4.2.1 Data valuation theory

Similar to the data value drivers in Sect. 4.1.3, the dimension data valuation theory is defined as a cluster of non-exclusive characteristics since DVBC can be based on numerous theories to determine the data value. Here, we distinguish seven data valuation theories.

The first characteristic of economic comprises all theories that determine the data value based on price-quantity diagrams, cost curves, and conventional hardware-oriented pricing (cost, competition, customer) [29, 32, 54]. In addition, game theory can be used as a data valuation theory, which can be divided into two characteristics, cooperative [30, 31] and non-cooperative game theory [57]. The fourth characteristic decision theory summarizes approaches, e.g., analytic hierarchy process [51, 62] or fair knapsack [71], that assess the data value while considering uncertainty and vagueness. A more technical data valuation theory deals with the valuation of database queries of different types and can therefore be subsumed under the term query-based [29, 60, 72,73,74]. Furthermore, the sixth characteristic, index-based deals with the indexation of data value drivers for determining an indexed data value [59, 62]. In addition to the aforementioned data valuation theories, which represent certain paradigms in data value determination, the seventh characteristic clusters all proprietary theories that have not been considered in the taxonomy dimension so far or are based on an expert’s gut feeling only [10].

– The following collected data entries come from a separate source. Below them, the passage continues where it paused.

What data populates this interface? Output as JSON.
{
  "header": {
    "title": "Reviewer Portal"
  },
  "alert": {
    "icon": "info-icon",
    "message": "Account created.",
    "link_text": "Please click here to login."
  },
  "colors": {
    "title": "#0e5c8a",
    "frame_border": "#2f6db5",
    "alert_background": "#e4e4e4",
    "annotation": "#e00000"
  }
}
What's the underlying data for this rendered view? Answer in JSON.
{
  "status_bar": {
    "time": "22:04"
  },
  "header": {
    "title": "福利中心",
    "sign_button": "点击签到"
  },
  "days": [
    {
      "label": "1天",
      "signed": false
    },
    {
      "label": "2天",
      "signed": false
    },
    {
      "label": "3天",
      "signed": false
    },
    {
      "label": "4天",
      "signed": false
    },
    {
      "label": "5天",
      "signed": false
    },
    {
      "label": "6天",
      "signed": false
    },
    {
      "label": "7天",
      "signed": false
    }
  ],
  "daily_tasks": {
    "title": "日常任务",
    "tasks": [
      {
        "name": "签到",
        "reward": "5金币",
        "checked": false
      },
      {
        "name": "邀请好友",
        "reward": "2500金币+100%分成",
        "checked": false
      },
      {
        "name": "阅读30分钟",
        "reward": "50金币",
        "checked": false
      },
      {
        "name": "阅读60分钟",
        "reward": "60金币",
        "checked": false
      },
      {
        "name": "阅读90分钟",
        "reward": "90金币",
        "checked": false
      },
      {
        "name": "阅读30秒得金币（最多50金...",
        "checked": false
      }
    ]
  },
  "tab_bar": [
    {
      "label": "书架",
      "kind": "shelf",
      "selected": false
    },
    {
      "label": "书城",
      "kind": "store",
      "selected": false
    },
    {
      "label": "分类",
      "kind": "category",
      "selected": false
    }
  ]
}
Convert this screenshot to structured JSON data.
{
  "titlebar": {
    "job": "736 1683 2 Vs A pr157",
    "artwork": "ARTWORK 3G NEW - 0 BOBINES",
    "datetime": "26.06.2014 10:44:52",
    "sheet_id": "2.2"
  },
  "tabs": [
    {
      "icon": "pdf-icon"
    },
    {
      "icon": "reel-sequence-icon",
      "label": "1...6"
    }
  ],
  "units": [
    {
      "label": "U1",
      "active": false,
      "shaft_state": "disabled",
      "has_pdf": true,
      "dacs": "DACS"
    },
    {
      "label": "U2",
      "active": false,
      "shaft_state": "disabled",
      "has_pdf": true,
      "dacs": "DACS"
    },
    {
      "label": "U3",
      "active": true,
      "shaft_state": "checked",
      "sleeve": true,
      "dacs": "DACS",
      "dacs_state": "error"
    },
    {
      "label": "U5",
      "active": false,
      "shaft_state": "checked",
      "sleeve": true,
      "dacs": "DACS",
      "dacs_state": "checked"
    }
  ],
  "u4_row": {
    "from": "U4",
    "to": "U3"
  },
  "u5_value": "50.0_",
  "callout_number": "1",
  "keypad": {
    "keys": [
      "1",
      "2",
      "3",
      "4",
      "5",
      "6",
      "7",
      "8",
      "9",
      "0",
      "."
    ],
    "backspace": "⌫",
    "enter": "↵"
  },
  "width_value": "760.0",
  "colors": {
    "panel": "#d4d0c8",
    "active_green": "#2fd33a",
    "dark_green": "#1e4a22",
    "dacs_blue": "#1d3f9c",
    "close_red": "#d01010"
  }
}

4.2.2 Data valuation tooling

To combine and apply data valuation theories and data value drivers, scholars propose different, rather personal as well as rather application-based approaches. Consequently, we define three exclusive characteristics in our taxonomy's dimension data valuation tooling.

The first characteristic of the data valuation tooling dimension is interpersonal elaboration. Interpersonal elaboration is a vehicle to support data value determination used by multiple scholars. The assessment of the data value and their use cases by domain experts is particularly relevant for this characteristic [12, 35, 50].

In contrast, some models and applications support and facilitate data value determination. Models and applications can occur in various forms. More theoretical constructs such as economic cost or price curves are considered, as well as ecosystem-oriented intermediary solutions, such as data marketplaces [48, 61, 75].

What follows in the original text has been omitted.